British Labour squandered chances

April 15, 1992
Issue 

By Steve Painter

Campaigning on its most right-wing platform ever, the British Labour Party lost the April 9 elections after leading the Tories in opinion polls by up to 20% just before the replacement of Margaret Thatcher as prime minister. In a little over a year, the Kinnock leadership squandered a huge lead, largely through its war on the party's left.

Labour's disastrous performance gives the Tories a record fourth term in office. Labour will have been out of office for around 18 years by the next elections if the new parliament runs its full term. Speaking before the election, author Hillary Wainwright, a prominent figure in the pro-Labour Socialist Movement, described Labour's campaign style as "odious" and "Hollywood-style politics".

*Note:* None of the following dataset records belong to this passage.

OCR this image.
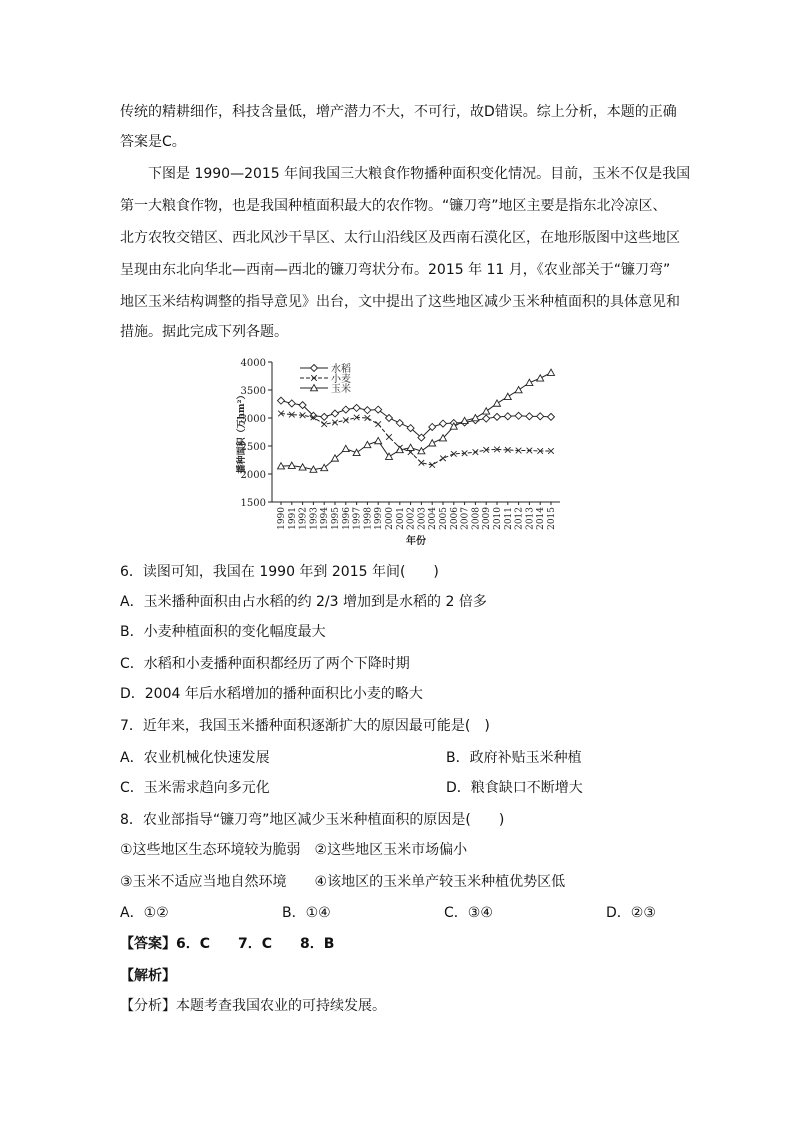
传统的精耕细作，科技含量低，增产潜力不大，不可行，故D错误。综上分析，本题的正确
答案是C。
下图是 1990—2015 年间我国三大粮食作物播种面积变化情况。目前，玉米不仅是我国
第一大粮食作物，也是我国种植面积最大的农作物。“镰刀弯”地区主要是指东北冷凉区、
北方农牧交错区、西北风沙干旱区、太行山沿线区及西南石漠化区，在地形版图中这些地区
呈现由东北向华北—西南—西北的镰刀弯状分布。2015 年 11 月，《农业部关于“镰刀弯”
地区玉米结构调整的指导意见》出台，文中提出了这些地区减少玉米种植面积的具体意见和
措施。据此完成下列各题。
1500
2000
2500
3000
3500
4000
1990 1991 1992 1993 1994 1995 1996 1997 1998 1999 2000 2001 2002 2003 2004 2005 2006 2007 2008 2009 2010 2011 2012 2013 2014 2015
年份
播种面积（万hm²）
水稻
小麦
玉米
6．读图可知，我国在 1990 年到 2015 年间(　　)
A．玉米播种面积由占水稻的约 2/3 增加到是水稻的 2 倍多
B．小麦种植面积的变化幅度最大
C．水稻和小麦播种面积都经历了两个下降时期
D．2004 年后水稻增加的播种面积比小麦的略大
7．近年来，我国玉米播种面积逐渐扩大的原因最可能是(　)
A．农业机械化快速发展	B．政府补贴玉米种植
C．玉米需求趋向多元化	D．粮食缺口不断增大
8．农业部指导“镰刀弯”地区减少玉米种植面积的原因是(　　)
①这些地区生态环境较为脆弱　②这些地区玉米市场偏小
③玉米不适应当地自然环境　　④该地区的玉米单产较玉米种植优势区低
A．①②	B．①④	C．③④	D．②③
【答案】6．C　　7．C　　8．B
【解析】
【分析】本题考查我国农业的可持续发展。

"Labour wanted to benefit from disillusionment with the Tories without really offering anything concrete", Wainwright told Green Left Weekly. "Labour's campaign amounted to little but image construction. The Labour leaders really tried to be everyone's friend; John Smith [the shadow chancellor] was always going to talk to the City [the financial magnates of the city of London]. The aim was to lessen the anti-Labour and anti-socialist rhetoric. As a result, in the election campaign Labour moved very dramatically to the right.

"I am not saying that in government Labour ever is left wing, but in opposition it usually is. This time, though, it moved to the right long before it was in government."

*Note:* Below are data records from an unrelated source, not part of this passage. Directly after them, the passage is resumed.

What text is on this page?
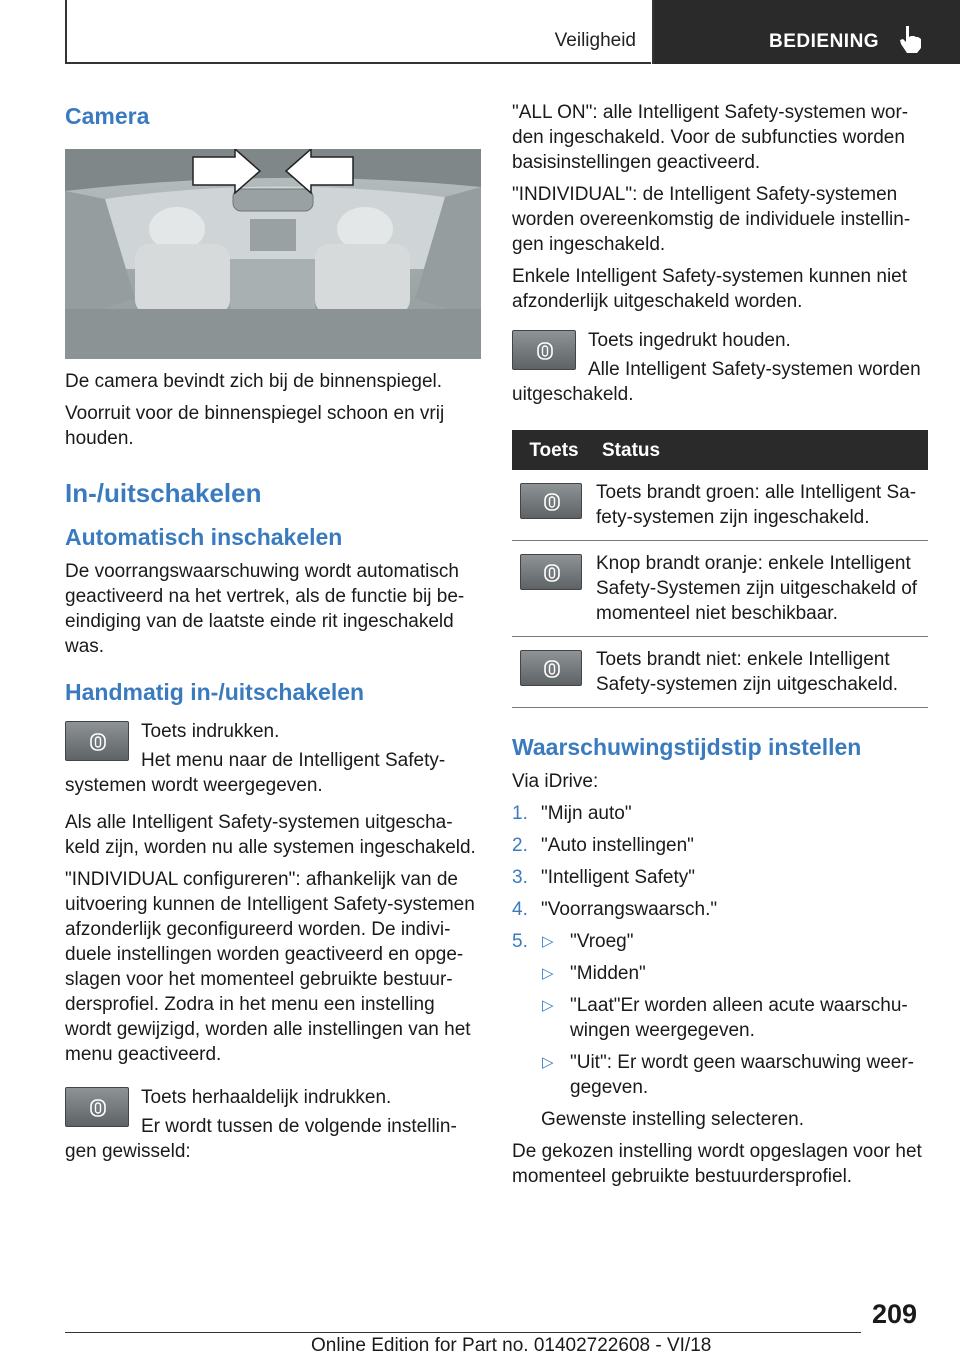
Veiligheid	BEDIENING
Camera

De camera bevindt zich bij de binnenspiegel.

Voorruit voor de binnenspiegel schoon en vrij houden.

In-/uitschakelen
Automatisch inschakelen

De voorrangswaarschuwing wordt automatisch geactiveerd na het vertrek, als de functie bij be-eindiging van de laatste einde rit ingeschakeld was.

Handmatig in-/uitschakelen

Toets indrukken.

Het menu naar de Intelligent Safety-systemen wordt weergegeven.

Als alle Intelligent Safety-systemen uitgescha-keld zijn, worden nu alle systemen ingeschakeld.

"INDIVIDUAL configureren": afhankelijk van de uitvoering kunnen de Intelligent Safety-systemen afzonderlijk geconfigureerd worden. De indivi-duele instellingen worden geactiveerd en opge-slagen voor het momenteel gebruikte bestuur-dersprofiel. Zodra in het menu een instelling wordt gewijzigd, worden alle instellingen van het menu geactiveerd.

Toets herhaaldelijk indrukken.

Er wordt tussen de volgende instellin-gen gewisseld:

"ALL ON": alle Intelligent Safety-systemen wor-den ingeschakeld. Voor de subfuncties worden basisinstellingen geactiveerd.

"INDIVIDUAL": de Intelligent Safety-systemen worden overeenkomstig de individuele instellin-gen ingeschakeld.

Enkele Intelligent Safety-systemen kunnen niet afzonderlijk uitgeschakeld worden.

Toets ingedrukt houden.

Alle Intelligent Safety-systemen worden uitgeschakeld.

Toets	Status

	Toets brandt groen: alle Intelligent Sa-fety-systemen zijn ingeschakeld.

	Knop brandt oranje: enkele Intelligent Safety-Systemen zijn uitgeschakeld of momenteel niet beschikbaar.

	Toets brandt niet: enkele Intelligent Safety-systemen zijn uitgeschakeld.
Waarschuwingstijdstip instellen

Via iDrive:

1. "Mijn auto"
2. "Auto instellingen"
3. "Intelligent Safety"
4. "Voorrangswaarsch."
5. ▷ "Vroeg"
▷ "Midden"
▷ "Laat"Er worden alleen acute waarschu-wingen weergegeven.
▷ "Uit": Er wordt geen waarschuwing weer-gegeven.
Gewenste instelling selecteren.

De gekozen instelling wordt opgeslagen voor het momenteel gebruikte bestuurdersprofiel.

209
Online Edition for Part no. 01402722608 - VI/18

Reflecting deep anger over the long recession, a swing to Labour and other parties cut the Tories' majority from more than 100 to around 17, but even amid the deepest recession in 50 years, Labour couldn't oust the Tories.

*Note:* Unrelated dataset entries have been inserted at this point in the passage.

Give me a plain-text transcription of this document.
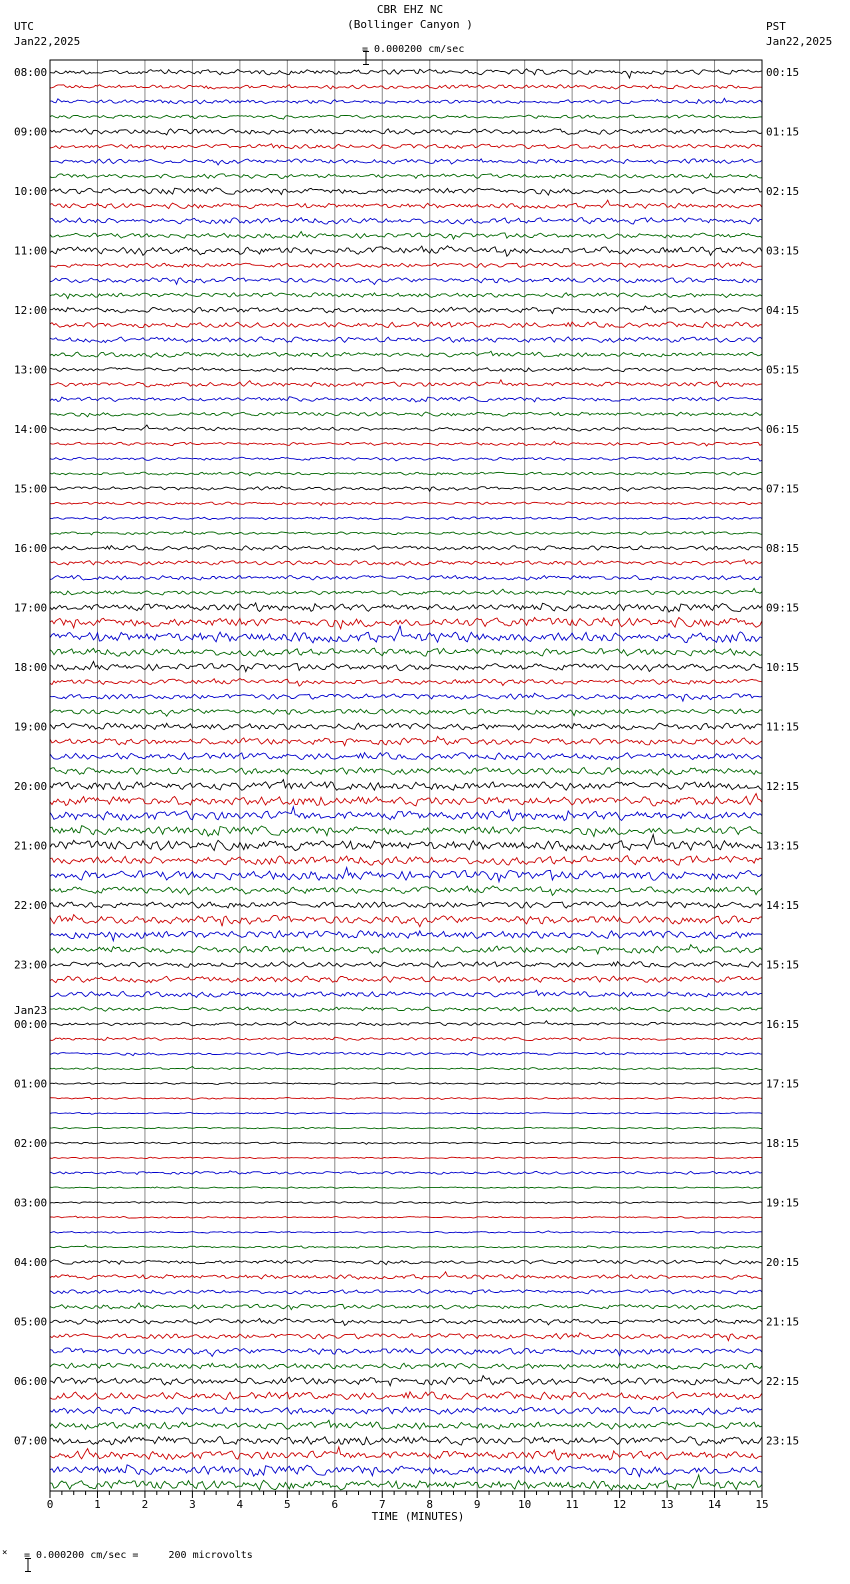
CBR EHZ NC
(Bollinger Canyon )

= 0.000200 cm/sec
UTC
Jan22,2025
PST
Jan22,2025
0	1	2	3	4	5	6	7	8	9	10	11	12	13	14	15
08:00
09:00
10:00
11:00
12:00
13:00
14:00
15:00
16:00
17:00
18:00
19:00
20:00
21:00
22:00
23:00
00:00
01:00
02:00
03:00
04:00
05:00
06:00
07:00
00:15
01:15
02:15
03:15
04:15
05:15
06:15
07:15
08:15
09:15
10:15
11:15
12:15
13:15
14:15
15:15
16:15
17:15
18:15
19:15
20:15
21:15
22:15
23:15
Jan23
TIME (MINUTES)
×

= 0.000200 cm/sec =     200 microvolts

Wainwright and other leftists supported a Labour victory because of "the expectations engendered". A Tory victory "generally deflates sentiment among an angry working class and within the public sector middle-class ... But with a Labour victory comes a lifting of spirits, greater expectations, more activity and a lift in self-confidence."

Expected by many to emerge with the balance of power, the Liberal Democrats struggled to hold their own. The Scottish Nationalists also failed to make gains, and Sinn Fein's Gerry Adams lost his seat in the north of Ireland by a narrow margin.